Ask a sample group of 100 candidates how they search for equity analyst vacancies and chances are 95 of them will give you the same answer. Now more than ever, online search portals and recruitment services top the table for the vast majority of jobseekers in this line of work, making it easier and faster than ever before to find and apply for all manner of roles. You sign up, you get your profile in order and you present yourself to employers – the only problem here being that thousands of others are doing exactly the same.
So while it may be wonderfully convenient, the not insignificant matter of standing out from the crowd has never been harder. Sure, you can shout and scream your merit until the cows come home, but it’s hardly a worthy effort if your CV doesn’t even get read in the first place.
All of which leads to the rather obvious question – how can anyone hope to stand out from the crowd with the way things are done these days?
Well, the simple answer is to avoid the temptation to invest all of your eggs in the same basket – as in to accept that there’s more to life than online job search portals alone. These sites and services can be hugely powerful and beneficial, but ideally should be used alongside target job searching in order to stand the very best chance of being picked up.
But what exactly is a targeted job search and why is it such a big deal?
Roughly summarise, a target job search is an approach where instead of looking for jobs online in the usual way, you choose the companies you’d like to work for and target them directly. Be it one, two, ten or a hundred, you narrow down your search to the companies you really want to be a part of and focus on these exclusively.
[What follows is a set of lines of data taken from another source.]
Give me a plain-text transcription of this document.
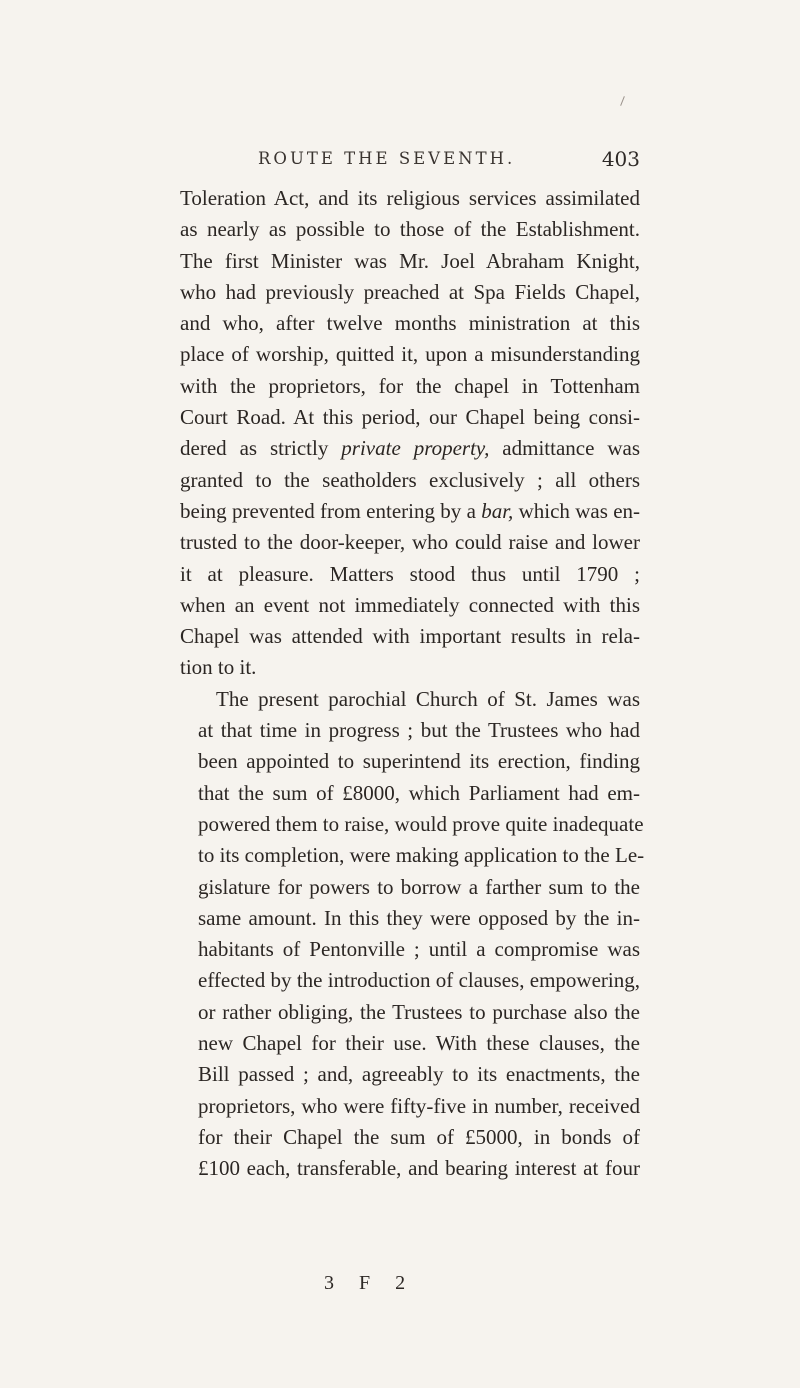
ROUTE THE SEVENTH.	403

Toleration Act, and its religious services assimilated
as nearly as possible to those of the Establishment.
The first Minister was Mr. Joel Abraham Knight,
who had previously preached at Spa Fields Chapel,
and who, after twelve months ministration at this
place of worship, quitted it, upon a misunderstanding
with the proprietors, for the chapel in Tottenham
Court Road. At this period, our Chapel being consi-
dered as strictly private property, admittance was
granted to the seatholders exclusively ; all others
being prevented from entering by a bar, which was en-
trusted to the door-keeper, who could raise and lower
it at pleasure. Matters stood thus until 1790 ;
when an event not immediately connected with this
Chapel was attended with important results in rela-
tion to it.

The present parochial Church of St. James was
at that time in progress ; but the Trustees who had
been appointed to superintend its erection, finding
that the sum of £8000, which Parliament had em-
powered them to raise, would prove quite inadequate
to its completion, were making application to the Le-
gislature for powers to borrow a farther sum to the
same amount. In this they were opposed by the in-
habitants of Pentonville ; until a compromise was
effected by the introduction of clauses, empowering,
or rather obliging, the Trustees to purchase also the
new Chapel for their use. With these clauses, the
Bill passed ; and, agreeably to its enactments, the
proprietors, who were fifty-five in number, received
for their Chapel the sum of £5000, in bonds of
£100 each, transferable, and bearing interest at four

3 F 2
This allows you to concentrate your efforts on specific businesses and to get to know them inside and out. There’s a big difference between nailing a post you can do and getting into a post you like with a company you genuinely want to work with – this is only possible if you flip things around and look for companies you like over and above the actual posts.
After finding the companies you’re interested in and doing as much homework as necessary, the next step in the process is of course to reach out to them. But rather than just mailing out letters or cold calling at random, the best approach here is to use LinkedIn and other similar services to find out who the decision-makers and influencers are. Network with employees to find out more about the company and perhaps to give you the heads-up when it comes to upcoming opportunities. Connect with anyone that may be of interest to you and make sure your profile is befitting of the professional you’re pitching yourself as.
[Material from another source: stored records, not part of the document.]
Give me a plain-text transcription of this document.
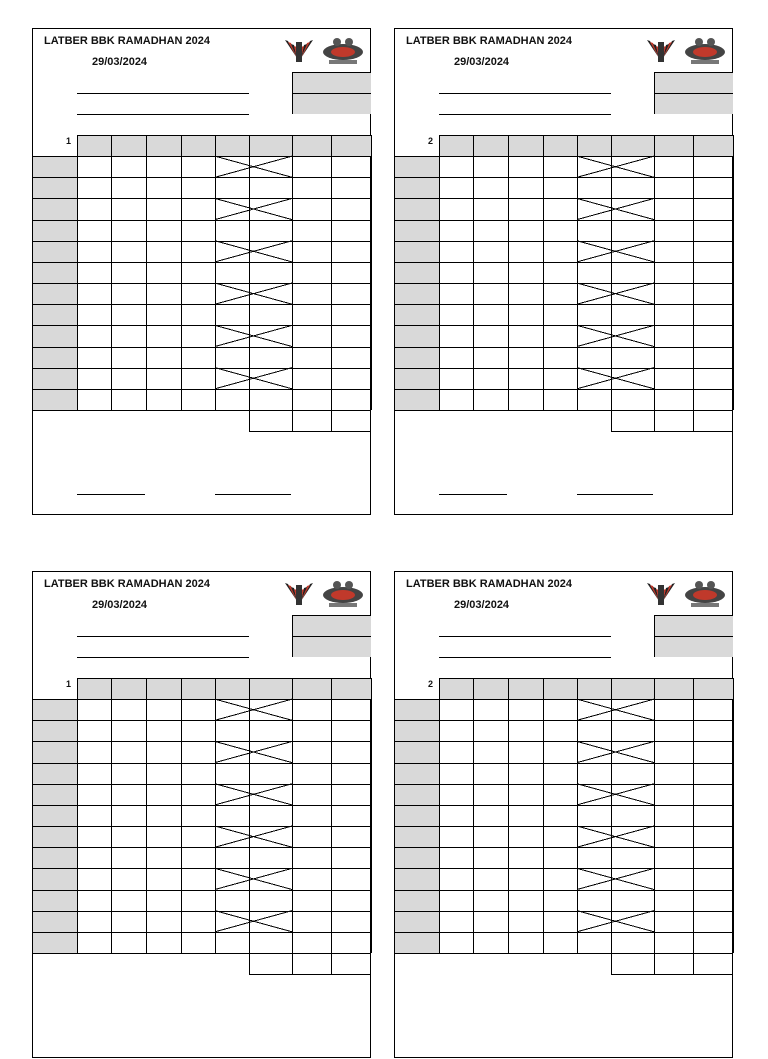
LATBER BBK RAMADHAN 2024
29/03/2024
1
LATBER BBK RAMADHAN 2024
29/03/2024
2
LATBER BBK RAMADHAN 2024
29/03/2024
1
LATBER BBK RAMADHAN 2024
29/03/2024
2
In terms of the advantages of choosing this method of job hunting, it all comes down to the very first point raised in this piece. For every hundred jobseekers looking for this kind of work, it’s rare to find even one that really goes out of their way to directly target the jobs and businesses they’d ideally like to work for. Instead, they make the usual online applications and just sit around hoping that eventually something will come along that ticks the right boxes. And it might, but they’ll never get the same kind of satisfaction that comes with landing the exact job with the perfect company they’d choose to work for above and beyond all other. With a targeted job search, you can and will be one of the few.
Last up, again as already touched upon there’s the way in which a targeted job search often enables an applicant to access an enormous stockpile of vacancies and opportunities that would never appear online. Studies have shown that the majority of vacancies never in fact make it to the kinds of job search sites most applicants rely on, having been allocated to candidates already known to the company beforehand. As such, it just makes sense to make sure that you are one of these candidates that the company knows or at least is aware of, in order to beat the pack to the punch when and where the best jobs come up.